Politica Internazionale

A ottant’anni dalla liberazione di Auschwitz, un mondo con nuovi genocidi

Tra il 1940 e il 1945, ad Auschwitz-Birkenau, il più grande campo di sterminio della storia umana, morirono circa 1,1 milioni di persone. Le camere a gas e i crematori uccidevano fino a 5.000 persone al giorno. La maggioranza era ebrea, ma c’erano anche militanti di sinistra, prostitute, omosessuali, prigionieri di guerra di altri paesi, sinti e rom.

Questo campo di concentramento si trovava in Polonia, occupata dalla Germania nazista in quegli anni della Seconda Guerra Mondiale. I prigionieri furono trasportati in carri bestiame nei quali furono stipate fino a ottanta persone, provenienti dall’Italia, dalla Francia, dall’Ungheria, dal Baltico, dalla Germania e dalla Polonia. Finalmente, il 27 gennaio 1945, l’Armata Rossa liberò Auschwitz.

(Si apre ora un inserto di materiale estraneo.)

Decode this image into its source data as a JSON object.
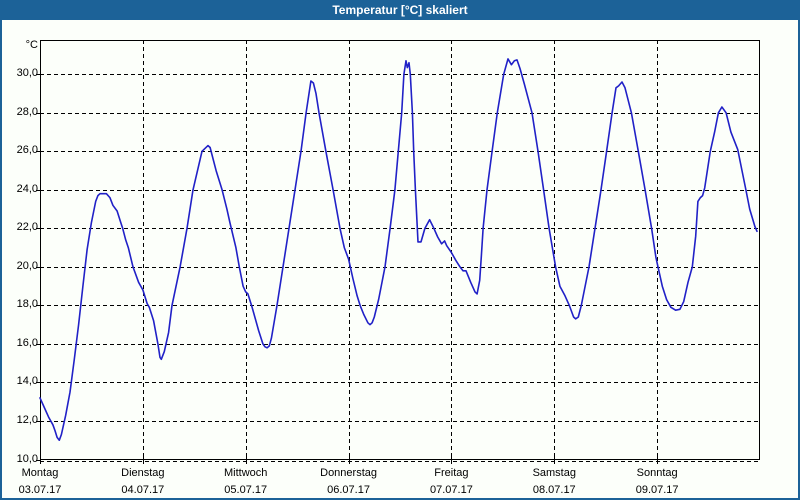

Ottant’anni dopo verrà celebrato un atto in ricordo delle vittime del genocidio perpetrato dai nazisti. Benjamin Netanyahu, ebreo di famiglia polacca e primo ministro israeliano, è stato invitato a partecipare. Forse non può o non vuole andare perché è responsabile di un nuovo genocidio oggi a Gaza. Anche la Corte penale internazionale – con sede all’Aia – ha mandati di arresto contro di lui. La Polonia, essendo membro della Corte, sarebbe legalmente obbligata a trattenerlo. Anche se il suo governo ha chiarito che non lo farà. Ciò che è rilevante è che, per la prima volta, la partecipazione di Israele a questo evento è stata messa in discussione.